O Ministério das Obras Públicas considera ainda que se a empresa voltar a “ser arrastada para uma situação de ruptura financeira” não conseguirá, “por si só, solver compromissos”.

“A melhoria dos resultados operacionais” da empresa transportadora é, segundo o ministro, “ainda insuficiente”, pelo que “deverão ser consideradas todas as alternativas”.
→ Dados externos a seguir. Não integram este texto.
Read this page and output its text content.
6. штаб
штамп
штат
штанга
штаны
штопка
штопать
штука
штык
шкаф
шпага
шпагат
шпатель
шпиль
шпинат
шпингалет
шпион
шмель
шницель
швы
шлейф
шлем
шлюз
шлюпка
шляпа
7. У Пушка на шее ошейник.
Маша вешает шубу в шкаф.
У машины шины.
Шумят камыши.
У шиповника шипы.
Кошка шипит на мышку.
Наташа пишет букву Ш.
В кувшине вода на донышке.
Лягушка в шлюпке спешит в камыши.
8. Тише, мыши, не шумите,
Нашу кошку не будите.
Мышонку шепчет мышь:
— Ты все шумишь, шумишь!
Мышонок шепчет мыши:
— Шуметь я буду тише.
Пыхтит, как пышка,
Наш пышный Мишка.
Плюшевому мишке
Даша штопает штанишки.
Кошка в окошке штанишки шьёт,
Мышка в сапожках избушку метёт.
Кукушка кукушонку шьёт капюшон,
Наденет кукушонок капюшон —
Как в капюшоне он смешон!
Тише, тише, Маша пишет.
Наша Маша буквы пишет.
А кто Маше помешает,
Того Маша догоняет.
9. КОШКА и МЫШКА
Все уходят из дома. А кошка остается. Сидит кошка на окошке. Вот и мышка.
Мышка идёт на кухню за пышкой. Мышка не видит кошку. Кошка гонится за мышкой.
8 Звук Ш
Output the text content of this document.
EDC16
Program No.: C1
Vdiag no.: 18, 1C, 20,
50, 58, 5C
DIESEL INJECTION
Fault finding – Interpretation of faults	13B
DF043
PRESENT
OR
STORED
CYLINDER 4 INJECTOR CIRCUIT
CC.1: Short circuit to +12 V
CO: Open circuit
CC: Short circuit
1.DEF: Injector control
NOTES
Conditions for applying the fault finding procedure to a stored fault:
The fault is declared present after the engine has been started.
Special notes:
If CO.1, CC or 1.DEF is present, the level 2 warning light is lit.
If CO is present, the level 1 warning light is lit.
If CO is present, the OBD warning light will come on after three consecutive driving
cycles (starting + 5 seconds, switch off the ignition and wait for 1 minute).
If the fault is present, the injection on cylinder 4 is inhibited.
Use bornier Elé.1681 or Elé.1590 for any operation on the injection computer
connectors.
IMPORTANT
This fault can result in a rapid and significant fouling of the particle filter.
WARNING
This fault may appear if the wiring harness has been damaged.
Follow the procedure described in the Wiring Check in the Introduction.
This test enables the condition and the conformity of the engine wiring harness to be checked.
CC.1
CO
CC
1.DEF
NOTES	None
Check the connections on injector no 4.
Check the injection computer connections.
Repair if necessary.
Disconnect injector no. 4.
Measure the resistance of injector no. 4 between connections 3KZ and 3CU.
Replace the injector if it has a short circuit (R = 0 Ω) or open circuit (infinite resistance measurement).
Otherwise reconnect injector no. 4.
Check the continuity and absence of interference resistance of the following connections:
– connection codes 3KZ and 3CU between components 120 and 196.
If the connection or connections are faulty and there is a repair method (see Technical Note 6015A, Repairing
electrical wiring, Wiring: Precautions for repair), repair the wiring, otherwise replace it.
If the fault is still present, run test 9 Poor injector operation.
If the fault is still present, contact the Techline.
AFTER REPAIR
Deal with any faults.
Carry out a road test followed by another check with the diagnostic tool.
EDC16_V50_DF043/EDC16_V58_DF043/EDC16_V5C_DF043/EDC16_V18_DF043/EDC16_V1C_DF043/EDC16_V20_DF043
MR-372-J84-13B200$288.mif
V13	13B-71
Em 2009, altura em que foram conhecidos os 285 milhões de euros de prejuízos da TAP, o Governo decidiu constituir uma comissão para a reestruturação financeira da empresa, contudo, e até ao momento, as recomendações do Comité de Reestruturação ainda não serviram para tomar qualquer decisão.

Impacto no défice

Na carta enviada pelo Governo, pode ainda ler-se que “não há ainda uma decisão final sobre o modelo a adoptar sobre a questão da privatização da TAP”, pelo que ainda “não é conhecido o impacto esperado do ponto de vista da evolução do défice”.

Quanto à garantia dos postos de trabalho envolvidos nesta acção, o ministro revela que “garantirá os direitos dos trabalhadores”, e que apesar da privatização, “há condições para a empresa continuar a oferecer excelentes oportunidades de trabalho”.